Underlying the strong performance is the city’s burgeoning technology sector, which is concentrated primarily in the southern portion of the Salt Lake Valley. A new Adobe campus is Lehi is attracting investment from across the country, and many existing employment hubs are expanding their operations.
Marcus & Millichap reports that 29,900 jobs are expected to be added by year’s end—representing a 4.6 percent increase and pushing employment to nearly 6 percent above its pre-recession peak. While tech jobs did make up a large portion of the increase, sectors such as leisure and hospitality also expanded considerably.
As a result of this and the aforementioned rise in occupancy, average rents are expected to jump by another 4.9 percent by the end of 2013—to $862 per month. This is a sharp rise from last year, when rents rose a mere 2 percent to $815 per month.
Marcus & Millichap notes that rates are highest in South Salt Lake and the Downtown/University area. In the Sandy/East Valley/Park City submarket, rents rose 0.1 percent in the last 12 months to $895 per month—the highest rate in the metro. Meanwhile, the downtown area recorded the lowest vacancy rate—at 1.9 percent—with rents of $852 per month.Source: Marcus & Millichap
With such a strong performance in major fundamentals, developers are ramping up construction and expect to deliver 2,100 new units to the metro this year. Such represents a slight increase from the 1,450 units delivered over the last four quarters. An interesting dynamic, however, is that just over 1,050 of the new apartments will be market-rate, with the rest consisting of student, seniors and affordable housing.
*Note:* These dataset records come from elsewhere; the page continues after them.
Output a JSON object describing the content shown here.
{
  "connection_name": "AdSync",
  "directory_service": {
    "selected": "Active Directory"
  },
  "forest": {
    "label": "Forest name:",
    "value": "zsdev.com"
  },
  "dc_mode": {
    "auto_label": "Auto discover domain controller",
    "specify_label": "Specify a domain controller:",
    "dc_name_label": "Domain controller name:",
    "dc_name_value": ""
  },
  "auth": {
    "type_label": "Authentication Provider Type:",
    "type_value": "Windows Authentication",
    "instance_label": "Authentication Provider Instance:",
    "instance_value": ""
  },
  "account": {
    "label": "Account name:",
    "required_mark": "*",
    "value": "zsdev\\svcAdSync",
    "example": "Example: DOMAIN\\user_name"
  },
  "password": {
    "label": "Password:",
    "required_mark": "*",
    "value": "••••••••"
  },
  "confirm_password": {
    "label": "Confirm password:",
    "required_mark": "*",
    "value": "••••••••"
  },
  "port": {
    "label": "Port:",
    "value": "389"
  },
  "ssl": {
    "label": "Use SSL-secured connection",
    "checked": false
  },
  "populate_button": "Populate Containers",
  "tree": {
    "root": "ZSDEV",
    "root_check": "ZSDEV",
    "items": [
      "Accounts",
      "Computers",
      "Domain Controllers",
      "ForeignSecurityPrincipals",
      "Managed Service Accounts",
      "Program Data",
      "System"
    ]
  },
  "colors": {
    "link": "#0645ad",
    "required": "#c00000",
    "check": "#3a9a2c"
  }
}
Furthermore, while the gap between renting and owning remains relatively small in Salt Lake City, observers expect strong occupancy levels to continue due to an inability of many potential homebuyers to make a down payment and the convenient lifestyle renting enables.
Notable developments in the metro this year include the massive 294-acre Independence at the Point in Bluffdale, which will consist of 1,900 single-family homes, townhomes and apartments, and Aclaime at Independence—a 1,000 unit development with 21 acres set aside for mixed-use commercial structures.
Bluffdale continues to be an attractive submarket for regional developers due to its proximity to major tech employers.